Metropolis brennt
Bürokraten sind ebenfalls einverstanden – sie allerdings mehr der Form halber und weil sie gar keine andere Wahl mehr hatten. Die Macht geht vom Volke aus – bei uns ist das so.“
„Ihr seid Fühlende, das macht den Unterschied aus. Ihr seid eine Art neue Menschheit, deshalb wäre es traurig, wenn bei euch …“
Er unterbrach sie impulsiv. „Eine neue Menschheit – Unsinn! Wir sind eine sterbende Menschheit. Das Sinnbild der sterbenden Menschheit. Deshalb hassen uns eure Volksvertreter ja. Wir sind Fühlende, das stimmt, und wir sind häßlich, wir sind krank. Durch unsere Existenz wird den regierenden Vordenkern der Stadt der Spiegel vorgehalten … So wird es euch oder euren Kindern auch ergehen. Seht sie euch an, die Krüppel, sie sind euer Werk … Ihr habt die Erde vergiftet – und die Freaks sind das Resultat. Früher oder später werdet auch ihr oder euresgleichen so enden. Und Mirja – glaube ja nicht, daß es eine Gnade Gottes ist zu fühlen. Das ist es nicht. Ich würde bedenkenlos mit jedem Normalen tauschen, wenn ich dafür seinen Körper bekommen würde. Ich …“ Er begriff plötzlich, was er da gesagt hatte, und er schämte sich. Nein, er würde nicht tauschen. Er riß sich zusammen und ging weiter. Der Trotz flammte in ihm hoch und erstarb wieder. Mirja war kein Feind, keine Gegnerin.
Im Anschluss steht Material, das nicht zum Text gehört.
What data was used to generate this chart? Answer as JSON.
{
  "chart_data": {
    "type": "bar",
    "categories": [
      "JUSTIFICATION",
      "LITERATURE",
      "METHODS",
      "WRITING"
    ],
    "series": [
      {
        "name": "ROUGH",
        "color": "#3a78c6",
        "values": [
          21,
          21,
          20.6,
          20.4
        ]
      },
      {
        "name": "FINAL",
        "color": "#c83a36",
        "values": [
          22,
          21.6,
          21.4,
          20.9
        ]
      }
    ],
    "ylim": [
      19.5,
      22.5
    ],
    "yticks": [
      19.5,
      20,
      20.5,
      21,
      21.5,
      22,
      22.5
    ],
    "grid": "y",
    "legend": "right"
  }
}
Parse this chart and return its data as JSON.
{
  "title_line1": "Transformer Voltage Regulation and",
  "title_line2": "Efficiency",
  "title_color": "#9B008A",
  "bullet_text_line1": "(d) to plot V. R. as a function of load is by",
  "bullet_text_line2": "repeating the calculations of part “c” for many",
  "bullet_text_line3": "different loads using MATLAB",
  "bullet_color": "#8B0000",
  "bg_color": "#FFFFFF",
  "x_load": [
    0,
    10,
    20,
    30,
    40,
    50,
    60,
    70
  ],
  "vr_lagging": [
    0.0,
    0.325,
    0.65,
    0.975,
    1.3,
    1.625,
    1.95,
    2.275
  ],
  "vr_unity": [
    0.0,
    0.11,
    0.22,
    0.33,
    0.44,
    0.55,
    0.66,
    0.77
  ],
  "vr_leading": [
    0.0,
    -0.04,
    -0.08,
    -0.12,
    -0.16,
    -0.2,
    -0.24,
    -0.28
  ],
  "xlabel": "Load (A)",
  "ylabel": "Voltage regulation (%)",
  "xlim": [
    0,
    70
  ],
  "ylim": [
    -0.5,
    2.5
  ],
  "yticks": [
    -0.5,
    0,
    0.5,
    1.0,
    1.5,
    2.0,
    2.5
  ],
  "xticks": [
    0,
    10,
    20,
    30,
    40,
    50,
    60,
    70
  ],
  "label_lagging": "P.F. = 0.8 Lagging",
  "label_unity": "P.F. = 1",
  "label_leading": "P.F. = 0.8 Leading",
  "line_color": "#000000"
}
Er lächelte und wechselte das Thema. „Silberweiße und schattige Speere wachsen vom Himmel.“ Er sagte es leise, sanft, als er sie wieder an seiner Seite wußte.
Erstaunen spiegelte sich in ihrem Gesicht, dann lächelte sie. „Ich habe die Eiszapfen gemeint.“
Er nickte behutsam und dachte an die Jäger. Mirja und er waren in den letzten Minuten langsamer geworden, zu sehr auf ihre Unterhaltung konzentriert. Ein Fehler.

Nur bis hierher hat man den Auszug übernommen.